The message is the message.
In these post-Sesame Street days, we have all grown up with short attention spans and a need for instant gratification, and Churchill’s work plays into that. We get a glimpse, but only a glimpse of the lives of others and then we move on to the next scene. It’s like flipping through the channels on your television set, catching brief glimpses of the program that is on before moving onto the next.
Some are funny, some are sad, some are confusing. Some are short, a conversation of only 5 lines. Others may present a more complete scene, e.g. a scientist explaining how he gathers chickens for experiment on how their brains work.
Some are very funny, as two teenagers with big crushes on a famous star, comparing what they know about him.
Some are more poignant, as a discussion with an Alzheimers patient, or someone being given a bad medical diagnosis.
One of our favorites was a piece called “Linguist,” which is a discussion of what the place where you put your food when you sit down to eat is called in different languages. (table, trapezi, stol, mesa, meza, tarang, tabulka). The message of that one sneaks up on you.
There is a cast of eleven - Rob August, Eric Baldwin, Gail Dartez, Kristine Elizabeth David, Jacob Garcia, Laura Kaya, Jouni Kirjola, Tiffanie Mack, Alexander Martnez, Matt K. Miller and Emilie Talbot - and each plays a number of characters, each trying to make sense of what they know, all impeccably.
As important as the actors is the tech staff. Benjamin T. Ismail is the director who makes this all work.
Brian Watson is the scenic designer who has created a stage of circuitry and boxes which move in and out to suggest settings.

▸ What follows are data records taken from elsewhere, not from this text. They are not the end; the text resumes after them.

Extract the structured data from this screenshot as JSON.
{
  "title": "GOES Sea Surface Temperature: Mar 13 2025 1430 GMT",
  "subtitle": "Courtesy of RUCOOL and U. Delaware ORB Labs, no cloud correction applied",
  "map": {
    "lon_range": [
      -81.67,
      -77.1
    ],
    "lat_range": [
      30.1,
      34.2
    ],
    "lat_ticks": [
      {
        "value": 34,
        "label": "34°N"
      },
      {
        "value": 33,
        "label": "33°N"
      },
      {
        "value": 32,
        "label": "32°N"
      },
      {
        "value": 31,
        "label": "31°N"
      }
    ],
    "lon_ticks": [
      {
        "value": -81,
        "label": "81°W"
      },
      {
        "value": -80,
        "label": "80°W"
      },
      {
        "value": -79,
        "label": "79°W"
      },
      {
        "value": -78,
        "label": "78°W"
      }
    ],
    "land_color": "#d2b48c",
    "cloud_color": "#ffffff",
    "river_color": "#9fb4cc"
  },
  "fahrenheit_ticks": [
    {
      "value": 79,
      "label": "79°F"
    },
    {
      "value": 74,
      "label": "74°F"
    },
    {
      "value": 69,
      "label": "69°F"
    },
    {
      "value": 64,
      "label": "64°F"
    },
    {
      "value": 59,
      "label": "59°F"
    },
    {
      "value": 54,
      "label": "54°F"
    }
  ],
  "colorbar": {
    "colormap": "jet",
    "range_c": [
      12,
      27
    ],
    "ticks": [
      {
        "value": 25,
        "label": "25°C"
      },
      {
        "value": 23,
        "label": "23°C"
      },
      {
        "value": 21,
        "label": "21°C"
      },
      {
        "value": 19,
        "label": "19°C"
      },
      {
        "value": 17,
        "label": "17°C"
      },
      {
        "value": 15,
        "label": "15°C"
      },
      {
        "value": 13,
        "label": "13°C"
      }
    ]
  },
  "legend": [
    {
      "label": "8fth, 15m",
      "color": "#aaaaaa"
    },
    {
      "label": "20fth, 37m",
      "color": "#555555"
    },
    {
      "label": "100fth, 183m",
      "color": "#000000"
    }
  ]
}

Steve Decker has the task of lighting and projections design/technical director. Without his lighting and projections and the sound effects of Ed Lee, from electronic circuitry in motion to babies crying and dogs barking, this would not have been nearly as effective a production.
There is a set crew who move the set pieces around with such speed and proficiency that, despite the number of scenes to be covered, it all went very smoothly.
At the end of the show, the temptation is to say ‘what was that all about?” but as you think about it, it just somehow all makes sense.
This is a unique theatrical experience but a memorable one which should be very satisfying.